In February, Ottawa will almost certainly reveal long-awaited cuts across government departments. It will also likely introduce changes to research and development tax credits, in an effort to promote innovation and increase productivity.
The federal government should be leading by example: The innovation agenda must encompass the public policy function itself. The exercise of this has stagnated over the past 25 years, at least relative to the remarkably innovative decades after the Second World War. New thinking is badly needed.
A good place to start would be with the federal government’s regulatory function, that is the legal obligations imposed by the government on the private sector. Despite significant deregulation in the late 1980s and early ’90s, Canada still has a significant regulatory burden. A 2006 OECD study estimated that if Canada were to have adopted, in each sector, the least restrictive regulations among the countries surveyed, our average annual productivity growth over the period 1985-2003 would have been 0.75% higher.
Supply management in the agricultural area provides a good example of regulation that curtails productivity growth and innovation. Another example comes from the communications industry, where foreign-ownership restrictions deter innovation by preventing Canadian firms from reaching international scale.
Now would be an ideal time to get serious about regulatory innovation. There has not been a fundamental review of the government’s administrative law and regulatory policy for decades. The upcoming budget and the associated departmental budget review bring into sharp relief the need for change. In particular, we should move from ad hoc reviews to a system where the ongoing regulatory oversight function ensures that government operations remain efficient and appropriate over time.
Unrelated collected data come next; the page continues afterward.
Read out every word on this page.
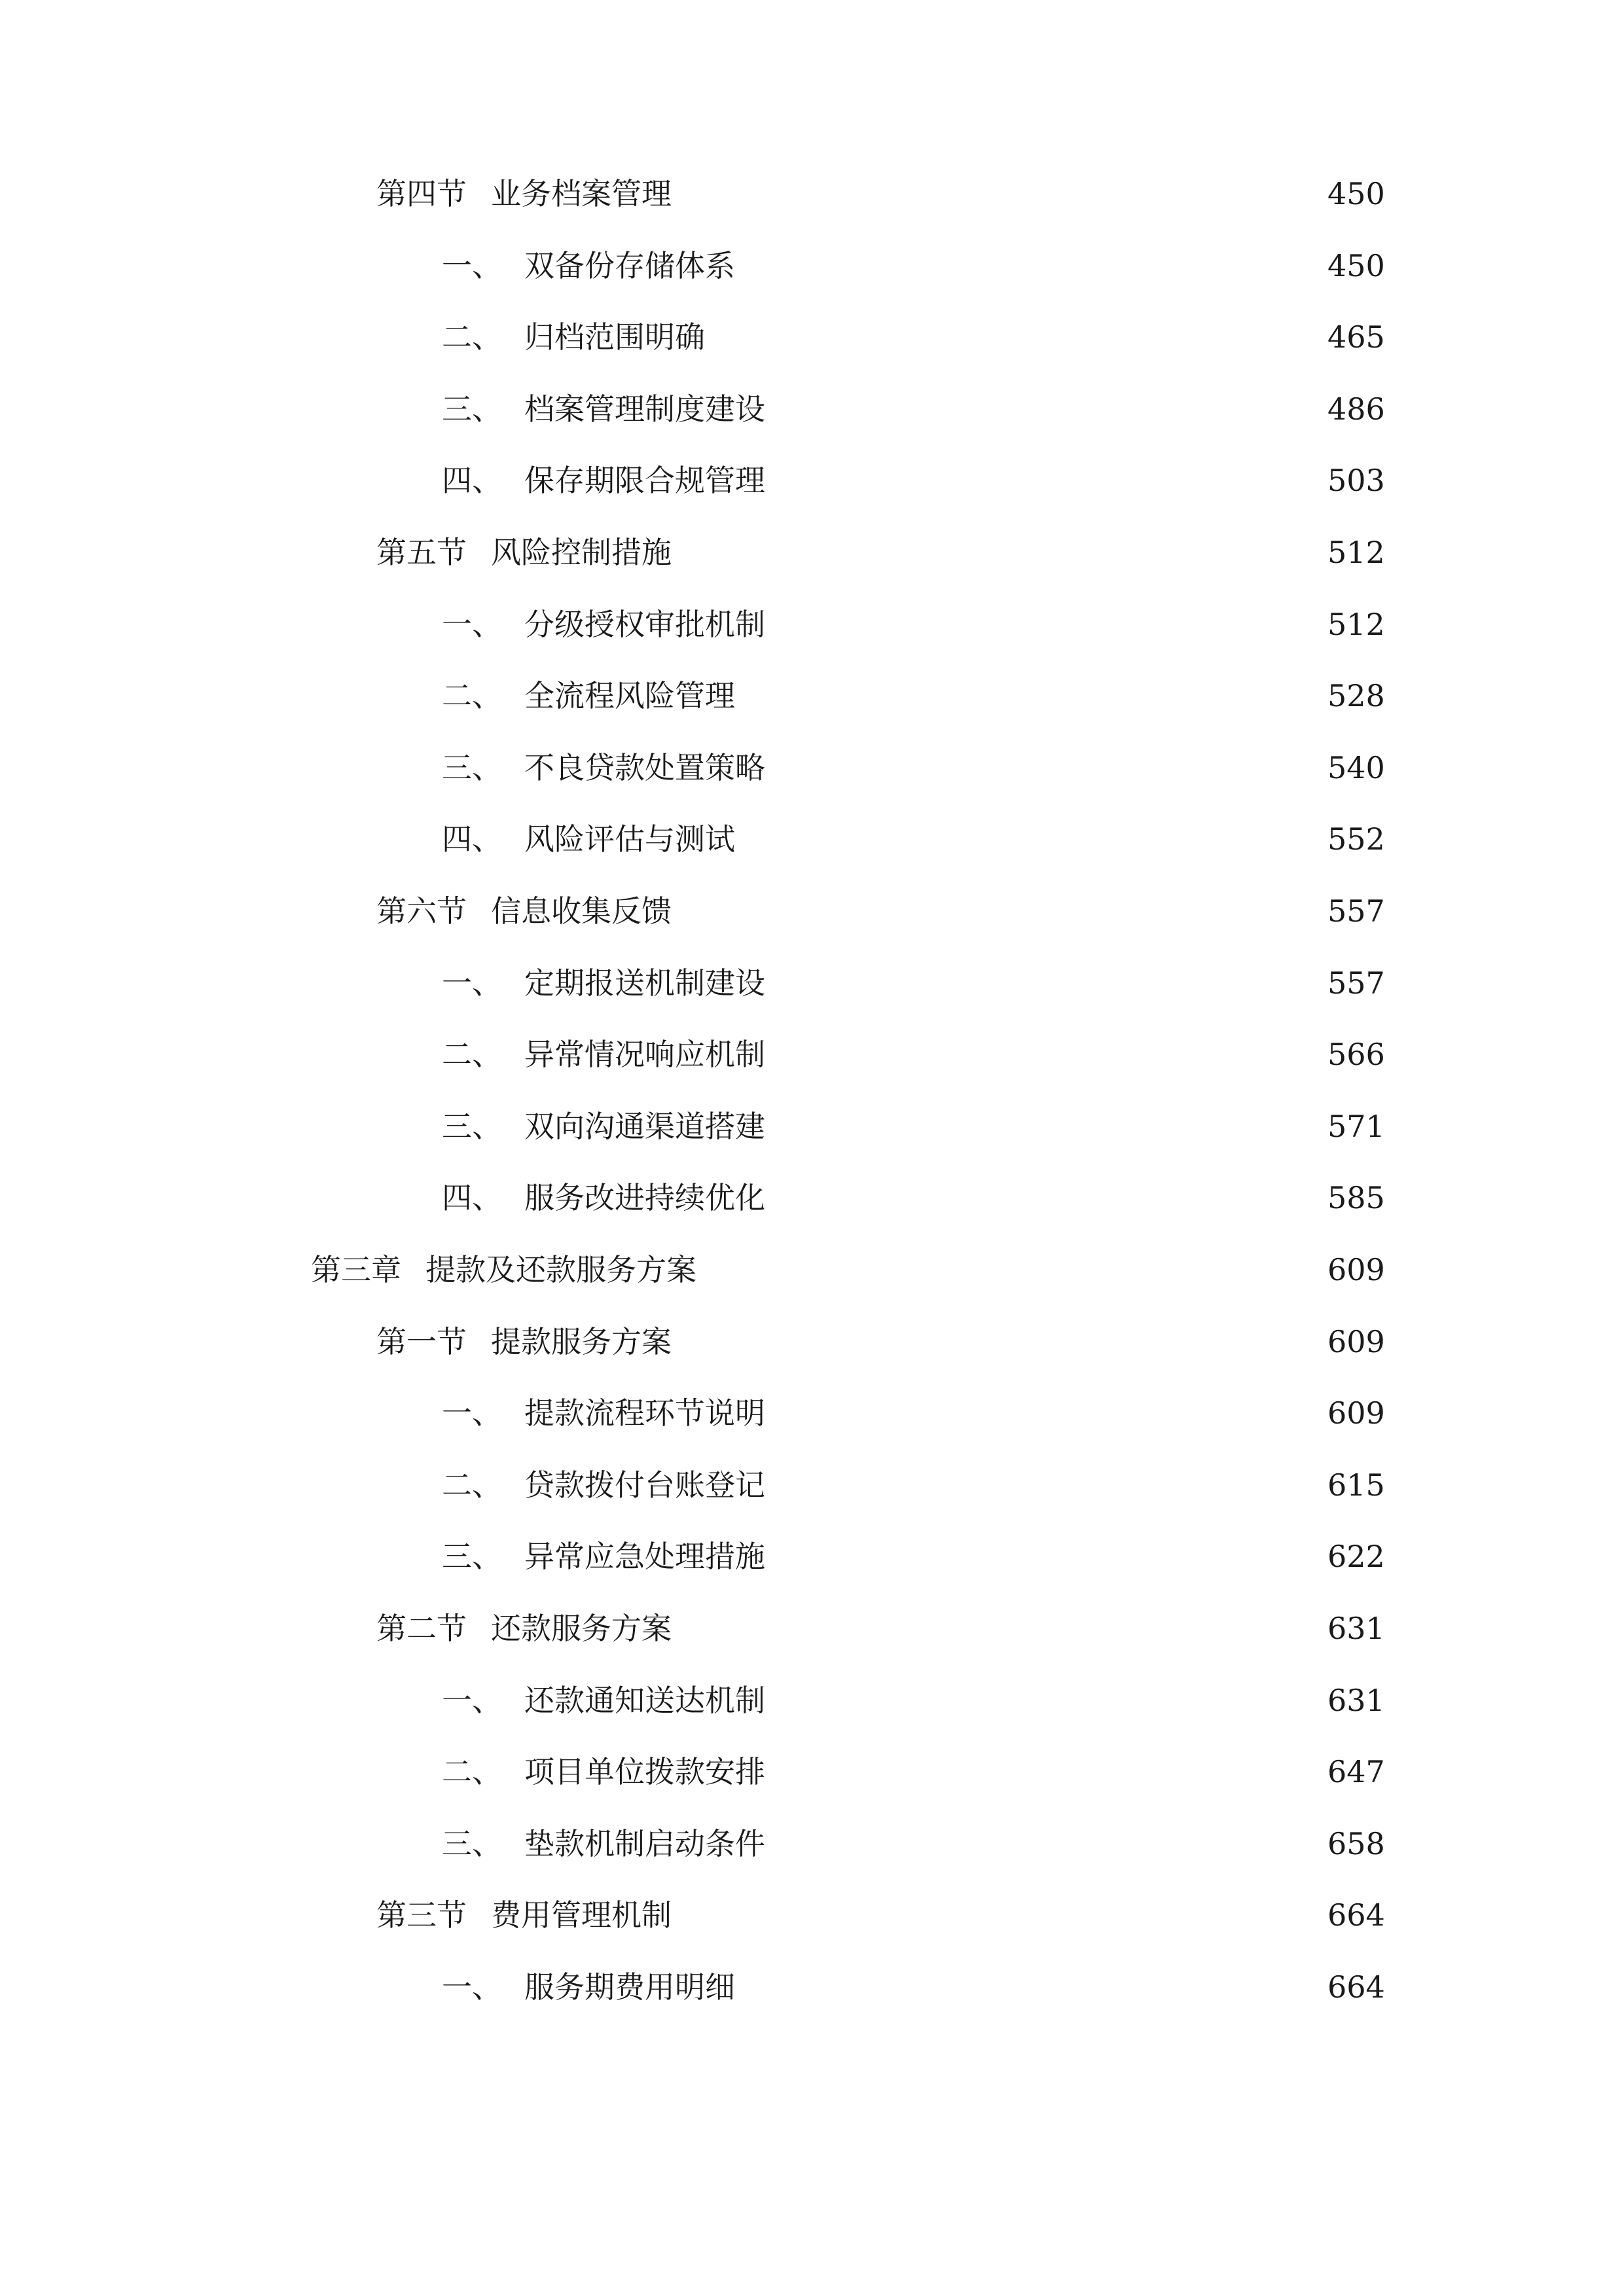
第四节 业务档案管理	450
一、 双备份存储体系	450
二、 归档范围明确	465
三、 档案管理制度建设	486
四、 保存期限合规管理	503
第五节 风险控制措施	512
一、 分级授权审批机制	512
二、 全流程风险管理	528
三、 不良贷款处置策略	540
四、 风险评估与测试	552
第六节 信息收集反馈	557
一、 定期报送机制建设	557
二、 异常情况响应机制	566
三、 双向沟通渠道搭建	571
四、 服务改进持续优化	585
第三章 提款及还款服务方案	609
第一节 提款服务方案	609
一、 提款流程环节说明	609
二、 贷款拨付台账登记	615
三、 异常应急处理措施	622
第二节 还款服务方案	631
一、 还款通知送达机制	631
二、 项目单位拨款安排	647
三、 垫款机制启动条件	658
第三节 费用管理机制	664
一、 服务期费用明细	664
This would provide a meaningful legacy for the future operation of the federal regulatory function.
The current system of periodic departmental reviews is both disruptive and expensive. It is a direct result of our more or less unconstrained discretionary model of intervention in business and society: Regulations are imposed under statutes that delegate to the executive branch a broad authority to determine what is in the public interest. This leads to “regulatory creep:” Regulators regulate; they are not inclined to deregulate or minimize regulation. And regulations tend to beget more regulations as the web of regulations becomes more entangled.
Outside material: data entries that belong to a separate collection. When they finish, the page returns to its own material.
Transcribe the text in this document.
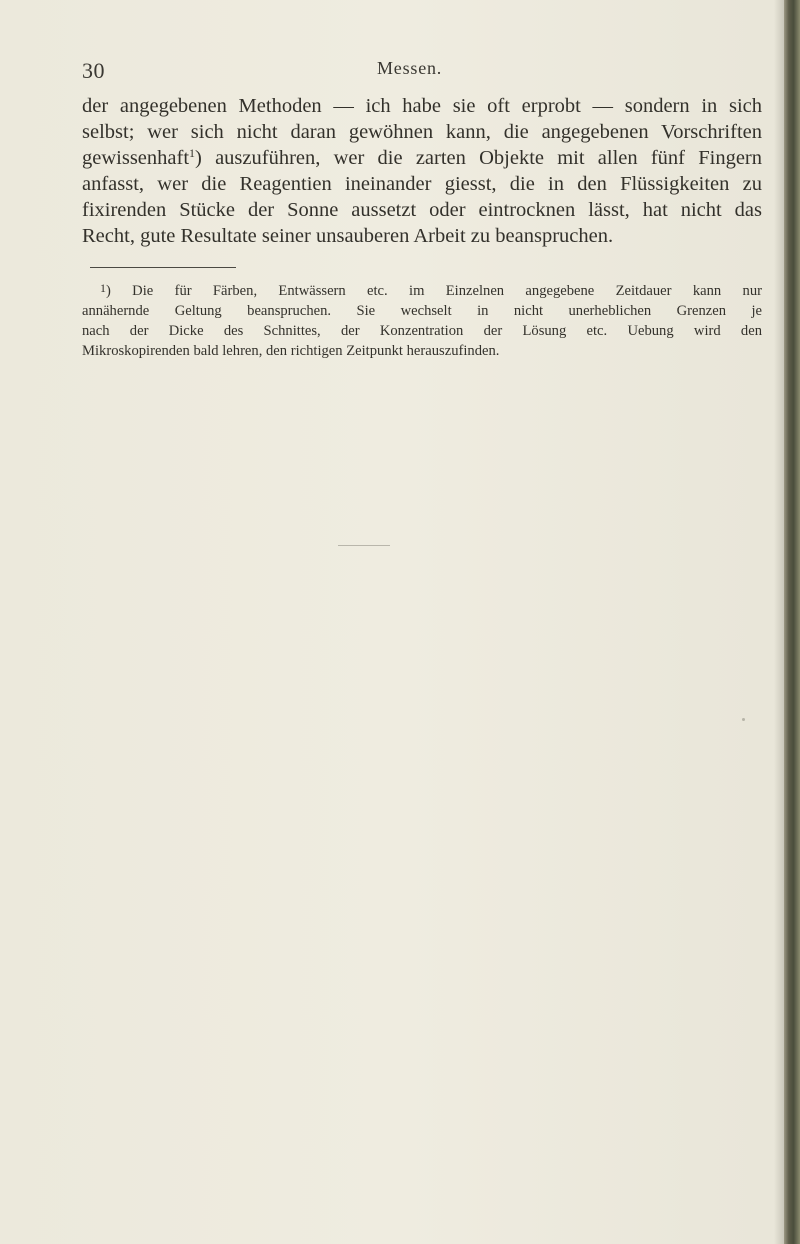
30	Messen.
der angegebenen Methoden — ich habe sie oft erprobt — sondern in sich
selbst; wer sich nicht daran gewöhnen kann, die angegebenen Vorschriften
gewissenhaft$^1$) auszuführen, wer die zarten Objekte mit allen fünf Fingern
anfasst, wer die Reagentien ineinander giesst, die in den Flüssigkeiten zu
fixirenden Stücke der Sonne aussetzt oder eintrocknen lässt, hat nicht das
Recht, gute Resultate seiner unsauberen Arbeit zu beanspruchen.
$^1$) Die für Färben, Entwässern etc. im Einzelnen angegebene Zeitdauer kann nur
annähernde Geltung beanspruchen. Sie wechselt in nicht unerheblichen Grenzen je
nach der Dicke des Schnittes, der Konzentration der Lösung etc. Uebung wird den
Mikroskopirenden bald lehren, den richtigen Zeitpunkt herauszufinden.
An effective alternative would be a “standards-based” approach to all federal regulatory functions (whether economic or social). Under such a system, those who are devising regulations would have an objective benchmark by which to assess their actions (as opposed to a notional reference to the public interest). Innovative, standards-based regulation should therefore result in far clearer limitations, as well as better accountability and responsibility on the part of regulators.
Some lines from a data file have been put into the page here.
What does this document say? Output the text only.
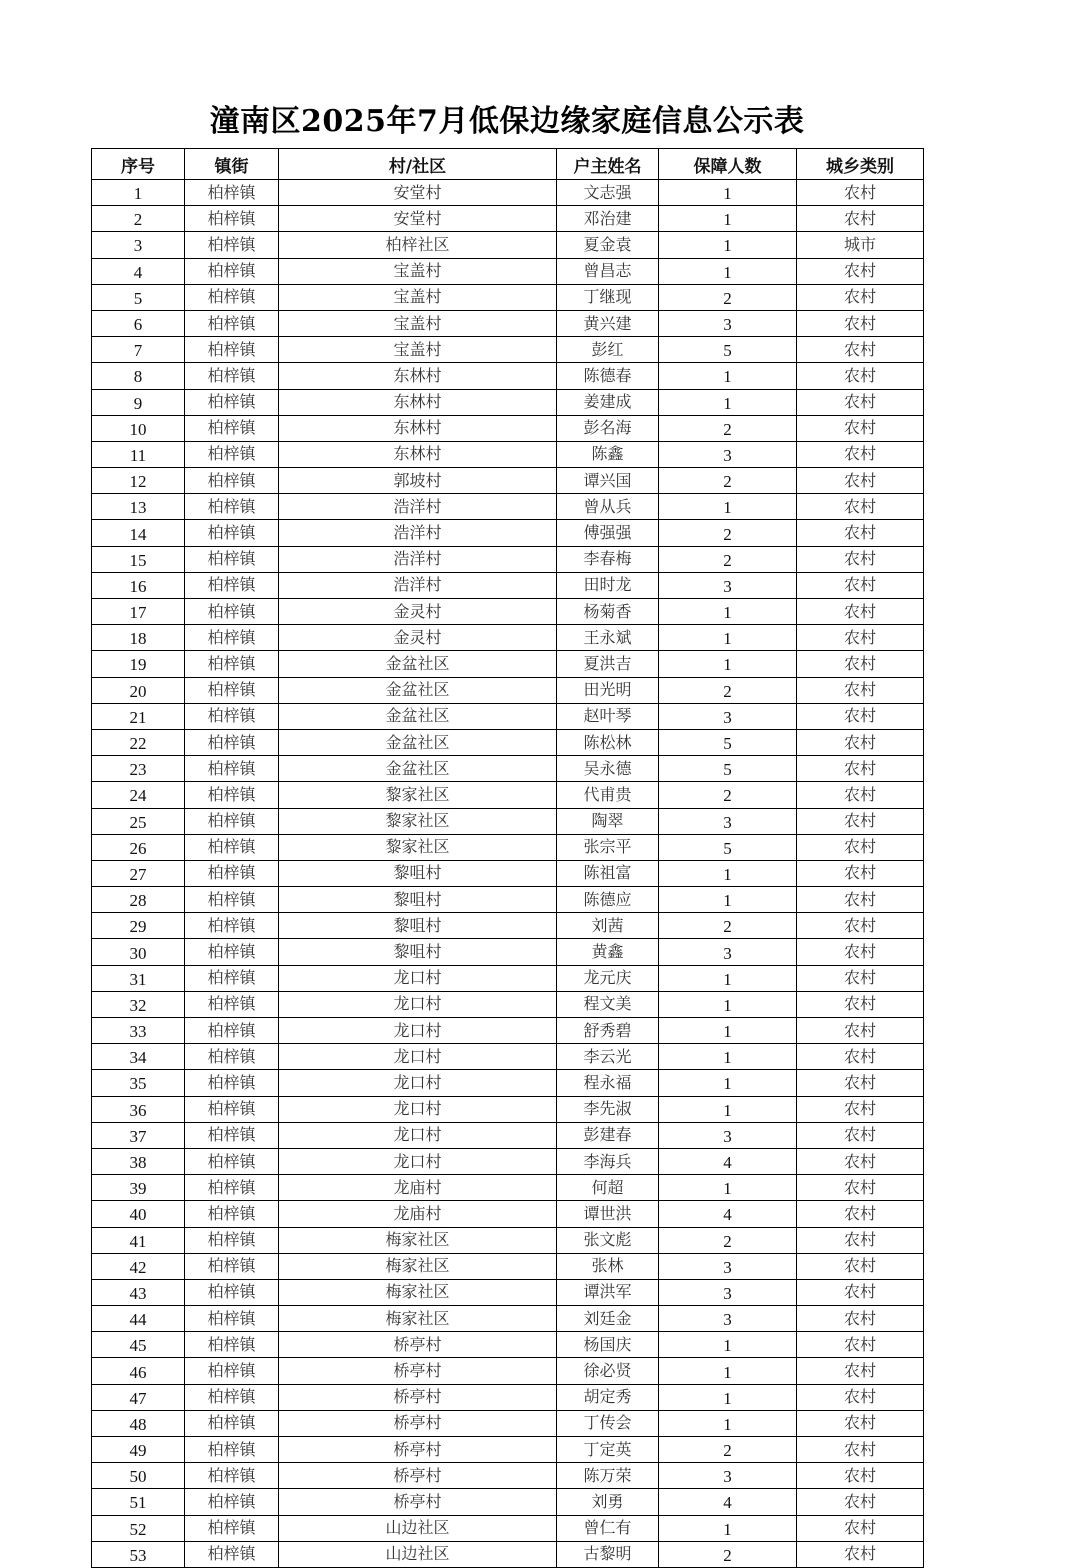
潼南区2025年7月低保边缘家庭信息公示表
序号	镇街	村/社区	户主姓名	保障人数	城乡类别
1	柏梓镇	安堂村	文志强	1	农村
2	柏梓镇	安堂村	邓治建	1	农村
3	柏梓镇	柏梓社区	夏金袁	1	城市
4	柏梓镇	宝盖村	曾昌志	1	农村
5	柏梓镇	宝盖村	丁继现	2	农村
6	柏梓镇	宝盖村	黄兴建	3	农村
7	柏梓镇	宝盖村	彭红	5	农村
8	柏梓镇	东林村	陈德春	1	农村
9	柏梓镇	东林村	姜建成	1	农村
10	柏梓镇	东林村	彭名海	2	农村
11	柏梓镇	东林村	陈鑫	3	农村
12	柏梓镇	郭坡村	谭兴国	2	农村
13	柏梓镇	浩洋村	曾从兵	1	农村
14	柏梓镇	浩洋村	傅强强	2	农村
15	柏梓镇	浩洋村	李春梅	2	农村
16	柏梓镇	浩洋村	田时龙	3	农村
17	柏梓镇	金灵村	杨菊香	1	农村
18	柏梓镇	金灵村	王永斌	1	农村
19	柏梓镇	金盆社区	夏洪吉	1	农村
20	柏梓镇	金盆社区	田光明	2	农村
21	柏梓镇	金盆社区	赵叶琴	3	农村
22	柏梓镇	金盆社区	陈松林	5	农村
23	柏梓镇	金盆社区	吴永德	5	农村
24	柏梓镇	黎家社区	代甫贵	2	农村
25	柏梓镇	黎家社区	陶翠	3	农村
26	柏梓镇	黎家社区	张宗平	5	农村
27	柏梓镇	黎咀村	陈祖富	1	农村
28	柏梓镇	黎咀村	陈德应	1	农村
29	柏梓镇	黎咀村	刘茜	2	农村
30	柏梓镇	黎咀村	黄鑫	3	农村
31	柏梓镇	龙口村	龙元庆	1	农村
32	柏梓镇	龙口村	程文美	1	农村
33	柏梓镇	龙口村	舒秀碧	1	农村
34	柏梓镇	龙口村	李云光	1	农村
35	柏梓镇	龙口村	程永福	1	农村
36	柏梓镇	龙口村	李先淑	1	农村
37	柏梓镇	龙口村	彭建春	3	农村
38	柏梓镇	龙口村	李海兵	4	农村
39	柏梓镇	龙庙村	何超	1	农村
40	柏梓镇	龙庙村	谭世洪	4	农村
41	柏梓镇	梅家社区	张文彪	2	农村
42	柏梓镇	梅家社区	张林	3	农村
43	柏梓镇	梅家社区	谭洪军	3	农村
44	柏梓镇	梅家社区	刘廷金	3	农村
45	柏梓镇	桥亭村	杨国庆	1	农村
46	柏梓镇	桥亭村	徐必贤	1	农村
47	柏梓镇	桥亭村	胡定秀	1	农村
48	柏梓镇	桥亭村	丁传会	1	农村
49	柏梓镇	桥亭村	丁定英	2	农村
50	柏梓镇	桥亭村	陈万荣	3	农村
51	柏梓镇	桥亭村	刘勇	4	农村
52	柏梓镇	山边社区	曾仁有	1	农村
53	柏梓镇	山边社区	古黎明	2	农村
One means of implementing a standards-based approach would be to apply the legal test developed by the Supreme Court of Canada in R. vs. Oakes (the “Oakes test”). This case sets out five conditions that must be met before governments are justified in encroaching on fundamental rights and freedoms under the Charter of Rights. The conditions can easily be adapted to the regulatory context. They would require any regulation to have a clear and pressing objective; be proportionate and clearly connected to the objective; interfere to the minimum extent necessary to achieve the objective and meet a cost-benefit test.
Appropriate provisions for accountability and challenge — an effective legal review mechanism — would have to be put in place. In principle, this might be handled by the courts. However, the courts in Canada have adopted an extreme curial deference when reviewing the activities of specialized regulatory agencies. Affected parties have had no meaningful recourse to independent adjudicators to challenge the regulatory functions of government. This must be addressed.
One option would be to create a separate, universal review process, combining legal fairness with input from non-legal or sectoral experts. The existing Competition Tribunal may fit this description. This body would have the added advantage of understanding the importance of enhancing competition and minimizing regulations that unnecessarily restrict competition.
It is time for the federal government to step forward to reset the regulatory agenda. An aggressive, forward-looking approach would have a meaningful impact on business-sector productivity. It would limit market distortions to the minimum extent necessary to achieve regulatory objectives and, by vigorously promoting competition, would spur business in Canada to be more innovative and thus more productive. The forthcoming federal budget challenges us to take a more long-term perspective.
Lawson Hunter is head of the competition/antitrust group at law firm Stikeman Elliott and a contributor to Canada 2020’s paper, The Canada We Want in 2020: Towards a strategic policy roadmap for the federal government.